Looking for SSL? If you have a single instance of Traefik you can follow their docs. But K3os by default has Traefik configured for high availability (running on each node). As of 2.0 Traefik only supports HA/LetsEncrypt in their Enterprise version. So this will require additionally setting up a cert-manager service on your cluster, and configuring your Ingress rules to take advantage of them. You don't have to use Cloudflare DNS as the article suggests, but you may have to implement a webhook if your DNS provider is not supported.

It's a lot of steps to go through, and considerably more effort than I was expecting to get traffic into the cluster. Seems like there should be a guide for this linked to from the main k3os readme. I can't imagine someone wanting to setup a cluster and not caring about ingress. I'll try it out and post back here if I get it working.

bitmage commented 2 years ago

Ok, I got this working and it wasn't so bad.

  1. First, the existing Klipper LB is going to interfere with MetalLB. Where did that come from? I swear I had the pending IP issue before. Well anyway, let's get rid of Klipper by adjusting the k3s configuration. Why prefer MetalLB? I think mainly because the IP will get reassigned if a node goes down, so that seems a little more reliable.
    ssh rancher@labc1
    sudo su
    mount -o remount,rw /k3os/system
    vim /k3os/system/config.yaml
    reboot

Modify config.yaml:

k3s_args:
  - server
  - --disable=servicelb
  1. I installed MetalLB through helm:
    helm repo add metallb https://metallb.github.io/metallb
    helm install metallb metallb/metallb -f artifacts/metallb/values.yaml

values.yaml:

configInline:
  address-pools:
   - name: default
     protocol: layer2
     addresses:
     - 192.168.1.50-192.168.1.59
  1. You may need to delete the traefik service and re-apply:
    kubectl get svc traefik -o yaml > traefik.yaml
    # (modify the file as needed)
    kubectl delete -f traefik.yaml
    kubectl apply -f traefik.yaml
  2. You should see an IPAllocated message pop up in traefik service description:
    Type    Reason        Age   From                Message
    ----    ------        ----  ----                -------
    Normal  IPAllocated   21s   metallb-controller  Assigned IP ["192.168.1.50"]
    Normal  nodeAssigned  21s   metallb-speaker     announcing from node "laba9"
  3. At this point I put 192.168.1.50 mydomain.com into my /etc/hosts file and I was able to test with an nginx base image. Here's the yaml for that test server if you'd like to use this yourself. Just change Host towards the end.
---
apiVersion: apps/v1
kind: Deployment
metadata:
  name: hello-dep
  namespace: experiment
spec:
  replicas: 1
  selector:
    matchLabels:
      app: hello-dep
  template:
    metadata:
      labels:
        app: hello-dep
      name: hello
      namespace: experiment
    spec:
      containers:
        - name: hello
          image: nginx
          ports:
            - name: http
              containerPort: 80

---
apiVersion: v1
kind: Service
metadata:
  name: hello-service
  namespace: experiment
spec:
  selector:
    app: hello-dep
  ports:
    - protocol: TCP
      port: 80

---
apiVersion: traefik.containo.us/v1alpha1
kind: IngressRoute
metadata:
  name: hello-ingress
  namespace: experiment
spec:
  entryPoints:
    - web
  routes:
  - match: Host(`mydomain.com`)
    kind: Rule
    services:
    - name: hello-service
      port: 80

That's it! Appears to be working from my end now. SSL is next up.

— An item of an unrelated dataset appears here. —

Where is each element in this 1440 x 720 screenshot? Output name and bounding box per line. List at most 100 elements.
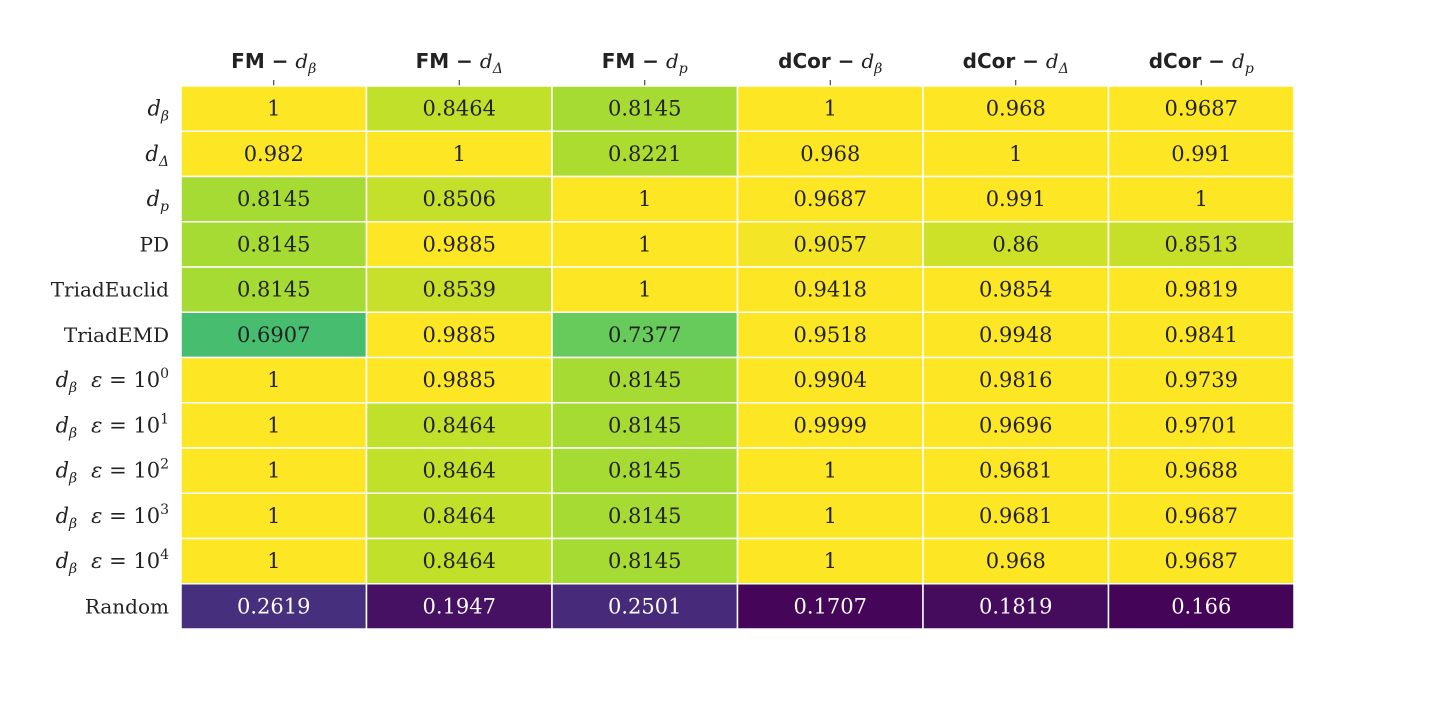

Ashkaan commented 1 year ago

This doesn't work for me. Klipper doesn't leave even though I have my config correct and service restarted. Any ideas as to how to get rid of klipper completely?

valerauko commented 10 months ago

For me the issue was that when upgrading to a newer version of k3s, at some point apparently the naming scheme changed.

Meaning I had a svclb-traefik (running rancher/klipper-lb:v0.2.0) and a svclb-traefik- (running rancher/klipper-lb:v0.4.4).

kubectl -n kube-system get daemonset

The latter stayed pending because obviously the old one (still functioning without issue) had the respective ports already taken on all nodes.

I resolved this by disabling the old DaemonSet. I first patched it to a non-existent node selector. Then I confirmed that the new DaemonSet came available on all nodes (and that my public sites were actually available), and went on to delete the old DaemonSet manually.